JMU-Community Partnerships Are a 'Force for Change'
NewsWhen U.S. Surgeon General Steven Galson visited James Madison University to give the Champion Award to the school's youth Girls Golf Program, he wasn't just honoring a few individuals involved with that effort. His words touched on values that are core to the university's mission.
"There is a lot going on - in each of the 50 states and the thousands of universities and the local and state governments and among our incredible strength of community organizations in this country," Galson said. "We have a force to make change."
The Girls Golf Program, a collaboration among JMU's Morrison-Bruce Center, Mulligan's Golf Center and Lakeview Golf Course, received recognition for its work in helping improve the fitness and heath of young women in the Harrisonburg-Rockingham community. But its efforts are just a part of the valuable work JMU students and faculty bring to the community each day.
From students teaching in local school districts to service-learning students working in more than 75 Shenandoah Valley agencies and individual efforts such as tutoring, mentoring and volunteering, JMU personnel from all fields are taking their skills off campus and into the community.
"We have a great level of participation from JMU students. In public health education, we've had social work students, we've had environmental students, we have clubs that we work with like Circle K," said Cindy Reeves, coordinator of health education and awareness at Rockingham Memorial Hospital. "The students are incredibly valuable. They allow us to do projects we couldn't do, we don't have the staff time to do. A lot of times, that's the catalyst for us to move forward."
The JMU Institute for Innovation in Health and Human Services partners JMU faculty and students with more than 30 clinics, services, outreach programs and collaborations in the local community. Their work ranges from AIDS initiatives to suicide prevention, health education, childhood literacy, psychological counseling and free lifelong learning courses for senior citizens.

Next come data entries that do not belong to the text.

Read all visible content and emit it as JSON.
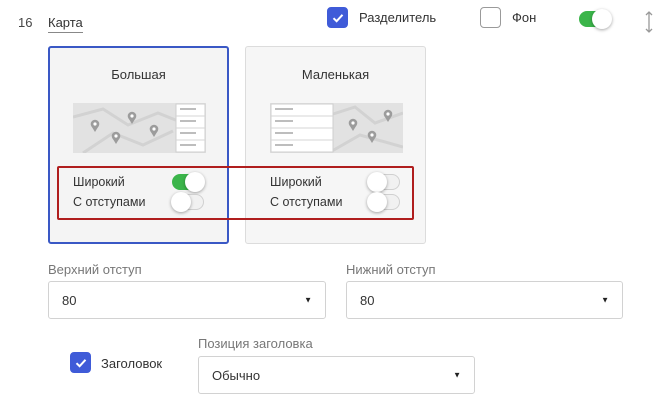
{
  "block": {
    "number": "16",
    "name": "Карта"
  },
  "header": {
    "divider": {
      "label": "Разделитель",
      "checked": true
    },
    "background": {
      "label": "Фон",
      "checked": false
    },
    "visibility_toggle": {
      "on": true
    }
  },
  "layout_cards": [
    {
      "title": "Большая",
      "selected": true,
      "options": [
        {
          "label": "Широкий",
          "on": true
        },
        {
          "label": "С отступами",
          "on": false
        }
      ]
    },
    {
      "title": "Маленькая",
      "selected": false,
      "options": [
        {
          "label": "Широкий",
          "on": false
        },
        {
          "label": "С отступами",
          "on": false
        }
      ]
    }
  ],
  "padding": {
    "top": {
      "label": "Верхний отступ",
      "value": "80"
    },
    "bottom": {
      "label": "Нижний отступ",
      "value": "80"
    }
  },
  "heading": {
    "checkbox": {
      "label": "Заголовок",
      "checked": true
    },
    "position": {
      "label": "Позиция заголовка",
      "value": "Обычно"
    }
  },
  "colors": {
    "accent": "#3f5bd8",
    "toggle_on": "#3bb54a",
    "highlight": "#b01e1e"
  }
}
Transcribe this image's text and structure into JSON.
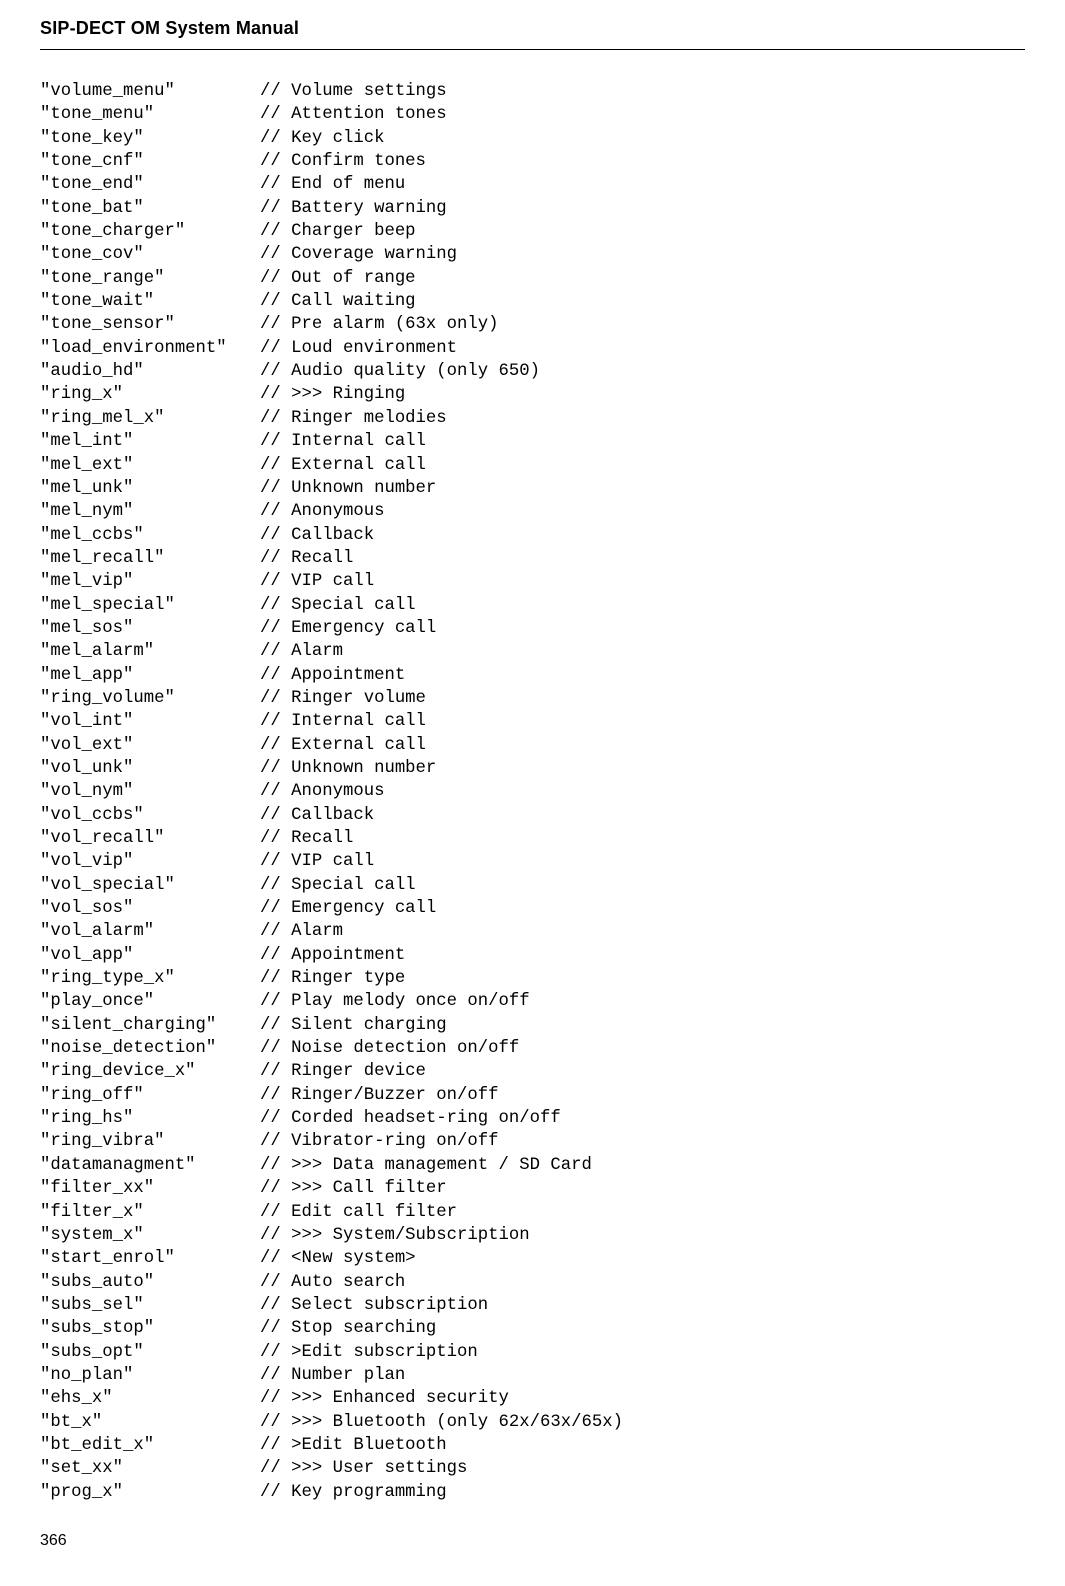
{
  "header": {
    "title": "SIP-DECT OM System Manual"
  },
  "page_number": "366",
  "code_rows": [
    {
      "key": "\"volume_menu\"",
      "comment": "// Volume settings"
    },
    {
      "key": "\"tone_menu\"",
      "comment": "// Attention tones"
    },
    {
      "key": "\"tone_key\"",
      "comment": "// Key click"
    },
    {
      "key": "\"tone_cnf\"",
      "comment": "// Confirm tones"
    },
    {
      "key": "\"tone_end\"",
      "comment": "// End of menu"
    },
    {
      "key": "\"tone_bat\"",
      "comment": "// Battery warning"
    },
    {
      "key": "\"tone_charger\"",
      "comment": "// Charger beep"
    },
    {
      "key": "\"tone_cov\"",
      "comment": "// Coverage warning"
    },
    {
      "key": "\"tone_range\"",
      "comment": "// Out of range"
    },
    {
      "key": "\"tone_wait\"",
      "comment": "// Call waiting"
    },
    {
      "key": "\"tone_sensor\"",
      "comment": "// Pre alarm (63x only)"
    },
    {
      "key": "\"load_environment\"",
      "comment": "// Loud environment"
    },
    {
      "key": "\"audio_hd\"",
      "comment": "// Audio quality (only 650)"
    },
    {
      "key": "\"ring_x\"",
      "comment": "// >>> Ringing"
    },
    {
      "key": "\"ring_mel_x\"",
      "comment": "// Ringer melodies"
    },
    {
      "key": "\"mel_int\"",
      "comment": "// Internal call"
    },
    {
      "key": "\"mel_ext\"",
      "comment": "// External call"
    },
    {
      "key": "\"mel_unk\"",
      "comment": "// Unknown number"
    },
    {
      "key": "\"mel_nym\"",
      "comment": "// Anonymous"
    },
    {
      "key": "\"mel_ccbs\"",
      "comment": "// Callback"
    },
    {
      "key": "\"mel_recall\"",
      "comment": "// Recall"
    },
    {
      "key": "\"mel_vip\"",
      "comment": "// VIP call"
    },
    {
      "key": "\"mel_special\"",
      "comment": "// Special call"
    },
    {
      "key": "\"mel_sos\"",
      "comment": "// Emergency call"
    },
    {
      "key": "\"mel_alarm\"",
      "comment": "// Alarm"
    },
    {
      "key": "\"mel_app\"",
      "comment": "// Appointment"
    },
    {
      "key": "\"ring_volume\"",
      "comment": "// Ringer volume"
    },
    {
      "key": "\"vol_int\"",
      "comment": "// Internal call"
    },
    {
      "key": "\"vol_ext\"",
      "comment": "// External call"
    },
    {
      "key": "\"vol_unk\"",
      "comment": "// Unknown number"
    },
    {
      "key": "\"vol_nym\"",
      "comment": "// Anonymous"
    },
    {
      "key": "\"vol_ccbs\"",
      "comment": "// Callback"
    },
    {
      "key": "\"vol_recall\"",
      "comment": "// Recall"
    },
    {
      "key": "\"vol_vip\"",
      "comment": "// VIP call"
    },
    {
      "key": "\"vol_special\"",
      "comment": "// Special call"
    },
    {
      "key": "\"vol_sos\"",
      "comment": "// Emergency call"
    },
    {
      "key": "\"vol_alarm\"",
      "comment": "// Alarm"
    },
    {
      "key": "\"vol_app\"",
      "comment": "// Appointment"
    },
    {
      "key": "\"ring_type_x\"",
      "comment": "// Ringer type"
    },
    {
      "key": "\"play_once\"",
      "comment": "// Play melody once on/off"
    },
    {
      "key": "\"silent_charging\"",
      "comment": "// Silent charging"
    },
    {
      "key": "\"noise_detection\"",
      "comment": "// Noise detection on/off"
    },
    {
      "key": "\"ring_device_x\"",
      "comment": "// Ringer device"
    },
    {
      "key": "\"ring_off\"",
      "comment": "// Ringer/Buzzer on/off"
    },
    {
      "key": "\"ring_hs\"",
      "comment": "// Corded headset-ring on/off"
    },
    {
      "key": "\"ring_vibra\"",
      "comment": "// Vibrator-ring on/off"
    },
    {
      "key": "\"datamanagment\"",
      "comment": "// >>> Data management / SD Card"
    },
    {
      "key": "\"filter_xx\"",
      "comment": "// >>> Call filter"
    },
    {
      "key": "\"filter_x\"",
      "comment": "// Edit call filter"
    },
    {
      "key": "\"system_x\"",
      "comment": "// >>> System/Subscription"
    },
    {
      "key": "\"start_enrol\"",
      "comment": "// <New system>"
    },
    {
      "key": "\"subs_auto\"",
      "comment": "// Auto search"
    },
    {
      "key": "\"subs_sel\"",
      "comment": "// Select subscription"
    },
    {
      "key": "\"subs_stop\"",
      "comment": "// Stop searching"
    },
    {
      "key": "\"subs_opt\"",
      "comment": "// >Edit subscription"
    },
    {
      "key": "\"no_plan\"",
      "comment": "// Number plan"
    },
    {
      "key": "\"ehs_x\"",
      "comment": "// >>> Enhanced security"
    },
    {
      "key": "\"bt_x\"",
      "comment": "// >>> Bluetooth (only 62x/63x/65x)"
    },
    {
      "key": "\"bt_edit_x\"",
      "comment": "// >Edit Bluetooth"
    },
    {
      "key": "\"set_xx\"",
      "comment": "// >>> User settings"
    },
    {
      "key": "\"prog_x\"",
      "comment": "// Key programming"
    }
  ]
}
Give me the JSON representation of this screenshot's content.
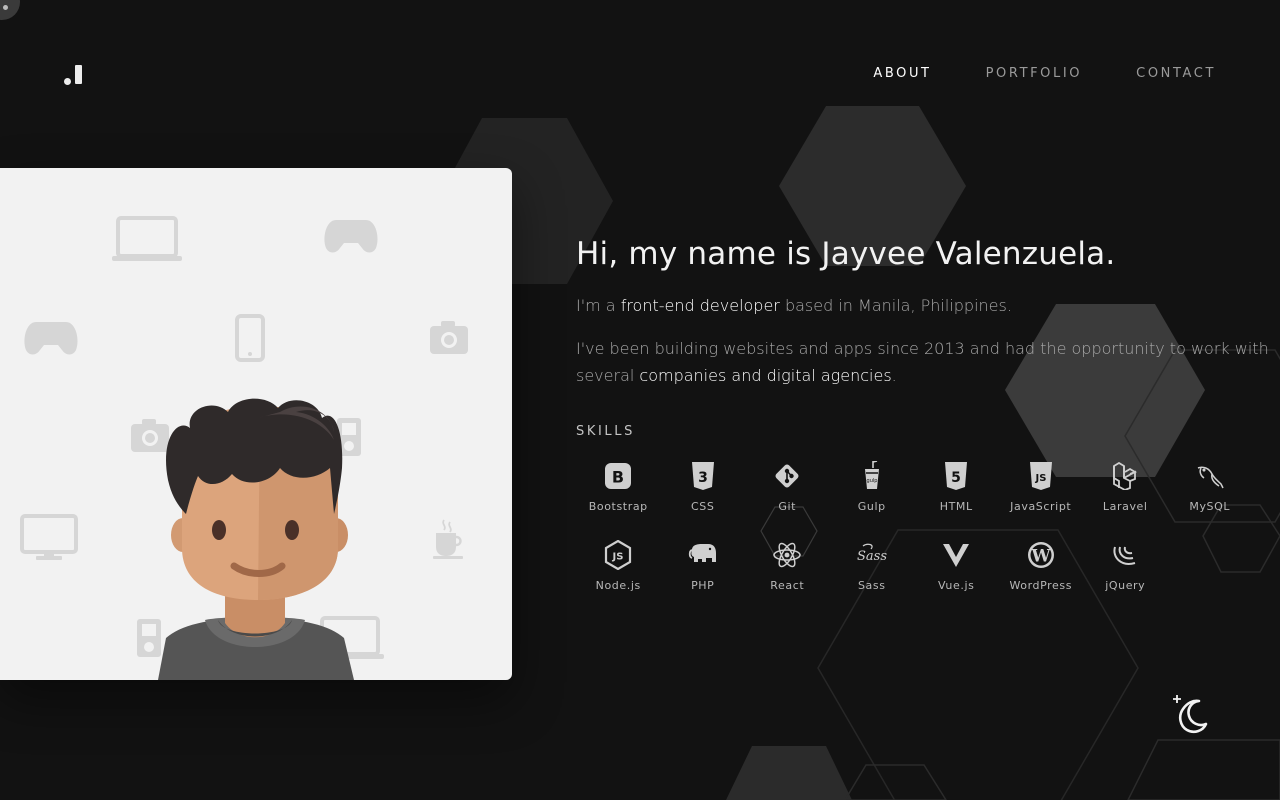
{
  "logo": {
    "icon": "brand-logo-icon"
  },
  "nav": {
    "items": [
      {
        "label": "ABOUT",
        "active": true
      },
      {
        "label": "PORTFOLIO",
        "active": false
      },
      {
        "label": "CONTACT",
        "active": false
      }
    ]
  },
  "hero": {
    "heading": "Hi, my name is Jayvee Valenzuela.",
    "p1_prefix": "I'm a ",
    "p1_highlight": "front-end developer",
    "p1_suffix": " based in Manila, Philippines.",
    "p2_prefix": "I've been building websites and apps since 2013 and had the opportunity to work with several ",
    "p2_highlight": "companies and digital agencies",
    "p2_suffix": "."
  },
  "skills": {
    "title": "SKILLS",
    "items": [
      {
        "label": "Bootstrap",
        "icon": "bootstrap-icon"
      },
      {
        "label": "CSS",
        "icon": "css3-icon"
      },
      {
        "label": "Git",
        "icon": "git-icon"
      },
      {
        "label": "Gulp",
        "icon": "gulp-icon"
      },
      {
        "label": "HTML",
        "icon": "html5-icon"
      },
      {
        "label": "JavaScript",
        "icon": "javascript-icon"
      },
      {
        "label": "Laravel",
        "icon": "laravel-icon"
      },
      {
        "label": "MySQL",
        "icon": "mysql-icon"
      },
      {
        "label": "Node.js",
        "icon": "nodejs-icon"
      },
      {
        "label": "PHP",
        "icon": "php-icon"
      },
      {
        "label": "React",
        "icon": "react-icon"
      },
      {
        "label": "Sass",
        "icon": "sass-icon"
      },
      {
        "label": "Vue.js",
        "icon": "vuejs-icon"
      },
      {
        "label": "WordPress",
        "icon": "wordpress-icon"
      },
      {
        "label": "jQuery",
        "icon": "jquery-icon"
      }
    ]
  },
  "theme_toggle": {
    "icon": "moon-icon"
  },
  "colors": {
    "background": "#121212",
    "accent": "#ffffff",
    "muted": "#9a9a9a",
    "card": "#f2f2f2"
  }
}
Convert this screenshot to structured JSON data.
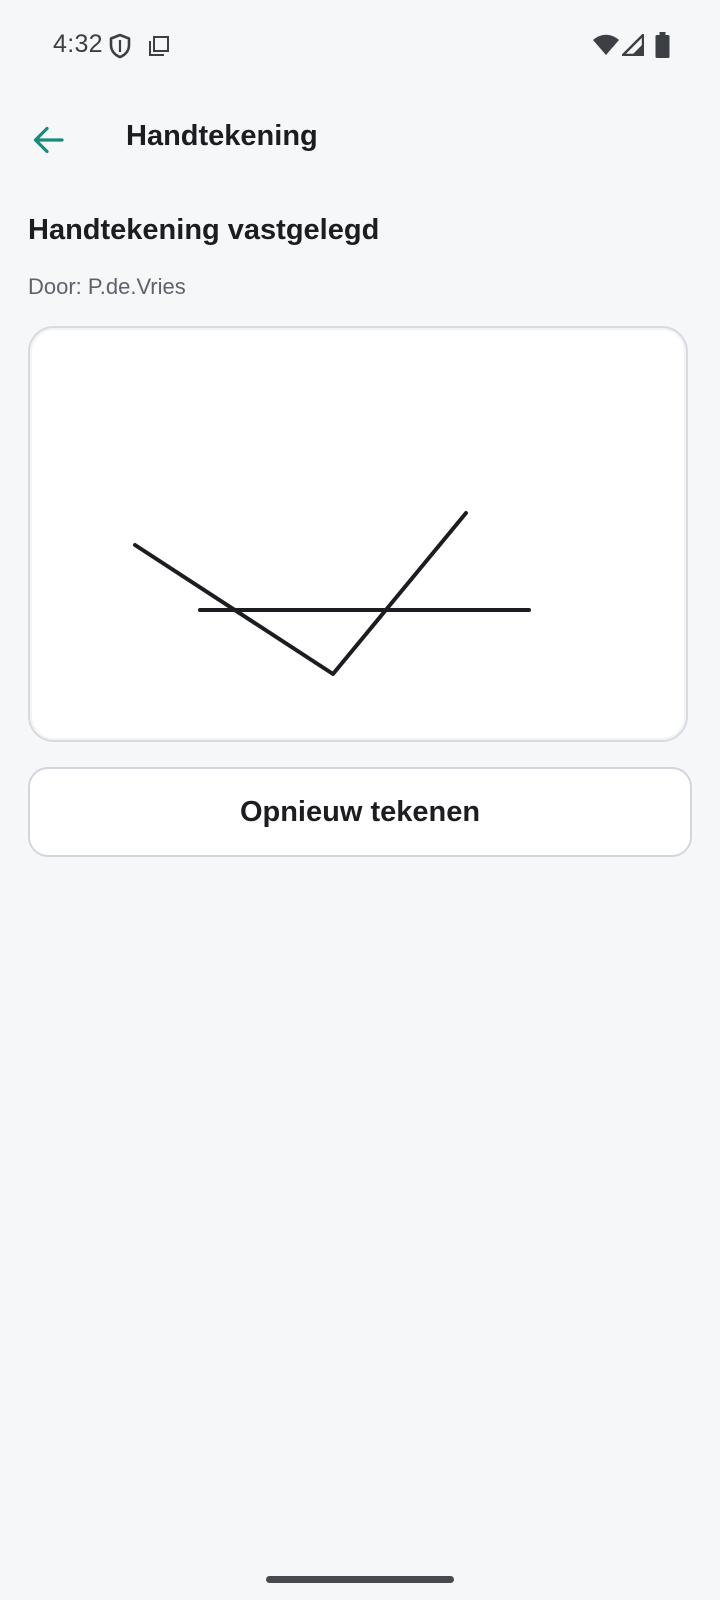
{
  "status_bar": {
    "time": "4:32",
    "left_icons": [
      "shield-icon",
      "screenshot-icon"
    ],
    "right_icons": [
      "wifi-icon",
      "cellular-signal-icon",
      "battery-icon"
    ]
  },
  "app_bar": {
    "back_icon": "arrow-left-icon",
    "title": "Handtekening"
  },
  "content": {
    "heading": "Handtekening vastgelegd",
    "signer": "Door: P.de.Vries",
    "redraw_button": "Opnieuw tekenen"
  },
  "colors": {
    "background": "#f6f7f9",
    "accent": "#1a8a7b",
    "text_primary": "#1b1d21",
    "text_secondary": "#5d636b",
    "signature_stroke": "#1b1d21"
  }
}
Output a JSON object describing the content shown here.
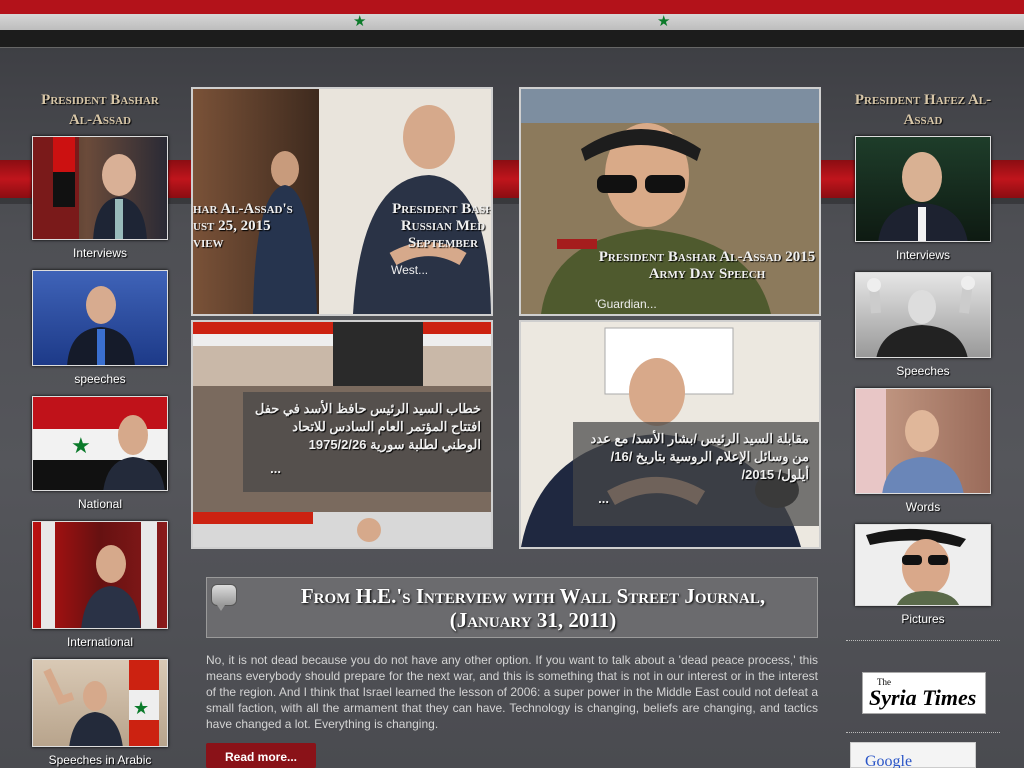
{
  "left_column": {
    "title": "President Bashar Al-Assad",
    "items": [
      {
        "label": "Interviews"
      },
      {
        "label": "speeches"
      },
      {
        "label": "National"
      },
      {
        "label": "International"
      },
      {
        "label": "Speeches in Arabic"
      }
    ]
  },
  "right_column": {
    "title": "President Hafez Al-Assad",
    "items": [
      {
        "label": "Interviews"
      },
      {
        "label": "Speeches"
      },
      {
        "label": "Words"
      },
      {
        "label": "Pictures"
      }
    ]
  },
  "tiles": {
    "t1": {
      "caption_left": "har Al-Assad's ust 25, 2015 view",
      "caption_right": "President Bash Russian Med September",
      "more": "West..."
    },
    "t2": {
      "caption": "President Bashar Al-Assad 2015 Army Day Speech",
      "more": "'Guardian..."
    },
    "t3": {
      "caption": "خطاب السيد الرئيس حافظ الأسد في حفل افتتاح المؤتمر العام السادس للاتحاد الوطني لطلبة سورية 1975/2/26",
      "more": "..."
    },
    "t4": {
      "caption": "مقابلة السيد الرئيس /بشار الأسد/ مع عدد من وسائل الإعلام الروسية بتاريخ /16/ أيلول/ 2015/",
      "more": "..."
    }
  },
  "quote": {
    "title": "From H.E.'s Interview with Wall Street Journal, (January 31, 2011)",
    "text": "No, it is not dead because you do not have any other option. If you want to talk about a 'dead peace process,' this means everybody should prepare for the next war, and this is something that is not in our interest or in the interest of the region. And I think that Israel learned the lesson of 2006: a super power in the Middle East could not defeat a small faction, with all the armament that they can have. Technology is changing, beliefs are changing, and tactics have changed a lot. Everything is changing.",
    "read_more": "Read more..."
  },
  "ads": {
    "syria_times_the": "The",
    "syria_times_name": "Syria Times",
    "google": "Google"
  },
  "colors": {
    "flag_red": "#b3121a",
    "flag_green_star": "#0c7a2a",
    "accent_title": "#d8c7a8",
    "read_more_bg": "#8a1218"
  }
}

The programs are grant-funded, meaning local citizens get the benefits of the services at no tax cost. But it's not just community members who benefit. While the community gets access to education, information and services otherwise unavailable to them, JMU students gain hands-on experience and learn the most effective strategies for community outreach.
"It is truly a unique part of JMU that strives to be innovative and collaborative with the community. We consider ourselves a part of the community," said Jane Hubbell, associate director of IIHHS. "To be able to go out to them, means a great deal to these families. It's a win-win for the community, the students and the faculty."
It's that symbiotic relationship that is the essence of partnership. Besides the joys of teaching young girls the game of golf, senior Kristen McGoldrick said working with the Girls Golf program has taught her skills she'll use the rest of her life.
"We're learning just as much as they are. How to run programs, how to work with children, how we really can help," McGoldrick said. "There are a lot of resources available that I don't think people are necessarily aware of that are there to help."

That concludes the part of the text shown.